Voici une checklist pratique pour ne rien oublier :

  • Déclarer votre changement de résidence fiscale à l'administration
  • Obtenir un certificat de résidence fiscale dans le nouveau pays
  • Vérifier la convention de double imposition applicable
  • Tenir un journal de vos jours de présence dans chaque pays
  • Souscrire une assurance santé internationale
  • Vérifier vos droits à la retraite et cotiser volontairement si nécessaire
  • Consulter un fiscaliste international
  • Vérifier si vous êtes soumis à l'exit tax
  • Ouvrir un compte bancaire dans le pays d'accueil
  • Comparer les destinations sur Fiscalia

L'expatriation fiscale est une démarche parfaitement légale lorsqu'elle est bien préparée. Mais les erreurs coûtent cher : doubles impositions, pénalités, perte de couverture sociale… Chaque situation est unique et mérite une analyse approfondie.

Commencez par comparer les destinations qui correspondent à votre profil sur notre comparateur de pays, explorez nos guides détaillés comme celui sur la fiscalité en Roumanie ou les avantages fiscaux de Hong Kong, et surtout, faites-vous accompagner par un professionnel.

Votre expatriation mérite d'être un nouveau départ réussi, pas un cauchemar administratif.

FAQ

Combien de temps faut-il passer hors de France pour ne plus y payer d'impôts ?

La règle des 183 jours n'est qu'un critère parmi quatre. Même en passant moins de 183 jours en France, vous pouvez rester résident fiscal si votre foyer, votre activité ou vos intérêts économiques y sont situés. Il faut prouver un changement complet de résidence.

Qu'est-ce que l'exit tax en France ?

L'exit tax s'applique si vous détenez des participations supérieures à 800 000 EUR ou plus de 50 % d'une société. Elle porte sur les plus-values latentes au jour du transfert de résidence. Un sursis est possible si vous partez dans l'UE/EEE.

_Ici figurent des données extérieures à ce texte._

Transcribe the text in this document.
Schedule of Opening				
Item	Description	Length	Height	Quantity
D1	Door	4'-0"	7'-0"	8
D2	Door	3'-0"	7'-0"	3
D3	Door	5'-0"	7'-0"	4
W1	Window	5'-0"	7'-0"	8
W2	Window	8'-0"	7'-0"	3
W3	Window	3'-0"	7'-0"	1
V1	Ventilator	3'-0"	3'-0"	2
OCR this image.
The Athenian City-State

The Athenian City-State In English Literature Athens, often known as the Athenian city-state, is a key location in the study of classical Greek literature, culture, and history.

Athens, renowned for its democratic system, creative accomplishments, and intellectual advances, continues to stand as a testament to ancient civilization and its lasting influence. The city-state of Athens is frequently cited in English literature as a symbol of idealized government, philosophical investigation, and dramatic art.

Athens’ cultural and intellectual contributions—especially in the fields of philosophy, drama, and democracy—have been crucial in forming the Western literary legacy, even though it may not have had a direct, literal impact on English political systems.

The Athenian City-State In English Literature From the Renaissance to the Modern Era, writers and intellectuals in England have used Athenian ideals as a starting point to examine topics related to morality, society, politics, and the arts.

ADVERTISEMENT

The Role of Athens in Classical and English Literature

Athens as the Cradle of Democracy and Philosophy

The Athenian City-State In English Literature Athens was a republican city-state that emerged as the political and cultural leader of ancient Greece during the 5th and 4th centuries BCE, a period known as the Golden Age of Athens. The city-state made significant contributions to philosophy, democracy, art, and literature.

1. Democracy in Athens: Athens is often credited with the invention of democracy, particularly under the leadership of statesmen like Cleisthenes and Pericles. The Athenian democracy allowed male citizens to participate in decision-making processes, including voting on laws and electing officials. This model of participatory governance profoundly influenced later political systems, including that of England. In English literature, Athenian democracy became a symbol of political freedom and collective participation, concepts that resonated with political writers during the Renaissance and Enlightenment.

Faut-il un avocat pour s'expatrier ?

Ce n'est pas obligatoire mais fortement recommandé. Un fiscaliste international peut identifier les pièges, optimiser votre situation et vous éviter des redressements coûteux. Le coût est généralement de 1 000 à 5 000 EUR pour un bilan fiscal de départ.

Les conventions fiscales protègent-elles automatiquement contre la double imposition ?

Pas automatiquement. Il faut connaître la convention applicable, comprendre quel pays a le droit d'imposer chaque type de revenu, et souvent effectuer des démarches (demande de crédit d'impôt, formulaires spécifiques).

Que se passe-t-il pour ma retraite si je m'expatrie ?

Les trimestres non cotisés créent des trous dans votre carrière. Vous pouvez cotiser volontairement à la retraite française via la CFE. Vérifiez aussi si un accord de sécurité sociale existe entre la France et votre pays d'accueil.